OAKLAND – A’s manager Bob Melvin took one look in Sonny Gray’s eyes Tuesday and knew good things were in store from his right-hander.
Gray was back in vintage form against the Los Angeles Angels, racking up strikeouts and showing off a slider that gives opponents one more pitch to fret over.
But it wouldn’t be the A’s unless things were somehow off-kilter, no? With their young starter mowing down hitters, Oakland couldn’t break through against Angels lefty Wade LeBlanc, he of the 5.24 ERA coming into Tuesday.
Home plate seemed like some distant, unreachable destination for A’s base runners in a 2-0 defeat before an energized home crowd at the Coliseum. Oakland advanced just two runners as far as third base, as those good offensive vibes from the previous two days didn’t carry over.
[RECAP: Gray, A's edged out by Angels 2-0]
The A’s haven’t won three consecutive games since Aug. 7-9. Though they inched closer to a wild-card berth thanks to the Seattle Mariners’ continued slide, Tuesday’s performance at the plate again raised doubts about what they’ll be able to do if they are indeed part of the five-team American League playoff field.
“I’d say it’s one of the major themes of the last month-and-a-half,” outfielder Sam Fuld said. “We’ve definitely had our opportunities, and we have to take advantage of that.
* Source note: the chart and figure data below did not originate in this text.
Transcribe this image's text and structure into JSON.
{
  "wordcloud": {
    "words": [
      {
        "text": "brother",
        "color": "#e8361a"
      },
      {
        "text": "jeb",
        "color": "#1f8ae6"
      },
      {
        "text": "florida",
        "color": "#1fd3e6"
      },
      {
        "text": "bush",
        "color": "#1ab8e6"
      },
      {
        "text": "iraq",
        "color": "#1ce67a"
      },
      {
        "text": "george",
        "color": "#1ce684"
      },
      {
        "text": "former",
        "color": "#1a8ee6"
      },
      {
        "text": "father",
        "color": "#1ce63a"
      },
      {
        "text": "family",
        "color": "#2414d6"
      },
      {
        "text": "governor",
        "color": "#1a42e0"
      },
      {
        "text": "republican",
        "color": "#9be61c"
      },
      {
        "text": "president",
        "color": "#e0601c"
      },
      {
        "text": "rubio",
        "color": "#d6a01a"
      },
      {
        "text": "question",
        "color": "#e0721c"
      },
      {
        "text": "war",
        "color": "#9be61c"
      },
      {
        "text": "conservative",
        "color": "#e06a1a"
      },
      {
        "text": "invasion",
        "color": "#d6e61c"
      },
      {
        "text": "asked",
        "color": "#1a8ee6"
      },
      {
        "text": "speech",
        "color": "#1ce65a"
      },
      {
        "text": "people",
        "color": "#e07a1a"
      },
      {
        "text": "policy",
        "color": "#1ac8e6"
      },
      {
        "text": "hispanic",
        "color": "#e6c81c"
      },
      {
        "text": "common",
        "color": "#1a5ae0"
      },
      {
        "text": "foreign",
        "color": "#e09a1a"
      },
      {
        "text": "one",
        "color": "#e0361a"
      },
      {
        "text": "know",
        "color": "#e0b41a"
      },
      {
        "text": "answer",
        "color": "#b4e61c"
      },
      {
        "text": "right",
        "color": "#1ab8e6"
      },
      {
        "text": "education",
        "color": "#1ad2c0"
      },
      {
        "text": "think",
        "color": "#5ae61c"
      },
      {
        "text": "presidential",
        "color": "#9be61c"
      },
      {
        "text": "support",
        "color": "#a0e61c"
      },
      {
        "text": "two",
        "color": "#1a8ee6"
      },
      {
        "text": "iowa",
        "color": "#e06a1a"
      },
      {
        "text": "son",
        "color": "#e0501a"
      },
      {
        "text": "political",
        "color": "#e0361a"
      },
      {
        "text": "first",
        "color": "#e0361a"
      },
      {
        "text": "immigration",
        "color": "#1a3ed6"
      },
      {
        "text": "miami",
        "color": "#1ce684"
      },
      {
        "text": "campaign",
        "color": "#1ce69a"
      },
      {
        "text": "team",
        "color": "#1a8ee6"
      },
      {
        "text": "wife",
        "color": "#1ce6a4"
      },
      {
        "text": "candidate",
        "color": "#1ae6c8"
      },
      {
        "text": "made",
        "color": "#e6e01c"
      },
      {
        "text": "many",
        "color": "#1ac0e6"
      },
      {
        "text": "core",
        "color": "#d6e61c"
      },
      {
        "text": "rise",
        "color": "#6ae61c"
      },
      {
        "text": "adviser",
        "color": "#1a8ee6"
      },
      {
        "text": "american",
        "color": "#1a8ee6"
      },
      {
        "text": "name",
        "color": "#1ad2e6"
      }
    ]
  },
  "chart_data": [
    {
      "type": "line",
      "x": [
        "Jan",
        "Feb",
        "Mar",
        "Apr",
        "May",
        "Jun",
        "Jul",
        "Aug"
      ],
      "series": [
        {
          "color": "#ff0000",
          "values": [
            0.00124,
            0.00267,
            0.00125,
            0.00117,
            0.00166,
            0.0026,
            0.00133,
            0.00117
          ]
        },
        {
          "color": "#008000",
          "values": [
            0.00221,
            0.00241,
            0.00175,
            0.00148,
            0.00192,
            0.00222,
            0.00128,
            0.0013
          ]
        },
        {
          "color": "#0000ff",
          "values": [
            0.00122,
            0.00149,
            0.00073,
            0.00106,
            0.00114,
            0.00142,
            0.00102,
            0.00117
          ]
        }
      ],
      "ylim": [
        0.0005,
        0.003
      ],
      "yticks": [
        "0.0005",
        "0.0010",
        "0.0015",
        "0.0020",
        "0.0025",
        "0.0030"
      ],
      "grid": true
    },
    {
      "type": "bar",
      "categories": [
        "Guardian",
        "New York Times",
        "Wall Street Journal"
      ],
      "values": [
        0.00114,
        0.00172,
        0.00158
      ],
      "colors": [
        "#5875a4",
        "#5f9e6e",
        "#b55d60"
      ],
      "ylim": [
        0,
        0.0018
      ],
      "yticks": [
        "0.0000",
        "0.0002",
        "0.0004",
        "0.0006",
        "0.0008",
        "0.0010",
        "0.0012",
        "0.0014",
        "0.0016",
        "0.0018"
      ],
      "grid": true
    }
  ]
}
With the way Sonny pitched, it’s unfortunate we weren’t able to come through and get a few across.”
With five games remaining, the A’s are tied with the Kansas City Royals for the AL’s top wild card spot at 86-71. The Royals, who took five of seven from Oakland in the season series, won’t be a picnic to play in a do-or-die matchup wherever it’s played. But the A’s would certainly like to claim that top spot and host the wild card game next Tuesday.
The Mariners are three games back of the A’s and Royals. The top two non-division winners earn wild card berths, and the A’s magic number is three in relation to Seattle.
Gray certainly positioned his teammates for victory. He struck out a career-high 12 over seven innings. The first run off him came when Erick Aybar raced home on a 1st-and-3rd situation in which catcher Geovany Soto didn’t as much as glance toward third before firing to second on Efren Navarro’s steal attempt.
“There was miscommunication on that,” Melvin said. “Aybar was coming down the line pretty good, and we need to stop the runner there.”
The only other damage off Gray came on Gordon Beckham’s sixth-inning solo homer.
“That was terrific,” Melvin said of Gray’s performance. “He was up for it today. You could see when he came in the dugout, the look in his eye, you could tell he was gonna get after it.”
Gray’s outing surely was a bright spot. After posting a 5.05 ERA over his previous nine starts, he gave up just three hits in his 98-pitch effort. Normally one to lean on his fastball and curve, Gray mixed in his slider and got Angels hitters to flail at it all evening.
“Everything was working pretty well,” Gray said. “My fastball had good movement and my breaking pitches, I put ‘em where I wanted.”
The A’s outhit the Angels 7-3, but unfortunately that’s not the column on the scoreboard that matters. What chances the A’s had, they squandered. They managed five hits but no runs off LeBlanc over 5 1/3 innings. They loaded the bases with two outs in the eighth against sidearm reliever Joe Smith, but Stephen Vogt flied out to right. In his previous at-bat in the sixth, with two aboard, Vogt chased a high fastball way out of the strike zone for the third out.
“I left a small village in scoring position tonight, which is really frustrating,” Vogt said.
Frustrating, but not all that unexpected from the A’s based on how the last several weeks have gone. They’re 14-27 since Aug. 10, and it’s been the rare occurrence where their pitching, hitting and defense all come together in the same game.
As for Gray, he took little consolation from his own shining performance.
“We lost. Whatever I did wasn’t good enough,” he said. “All that really matters is winning.”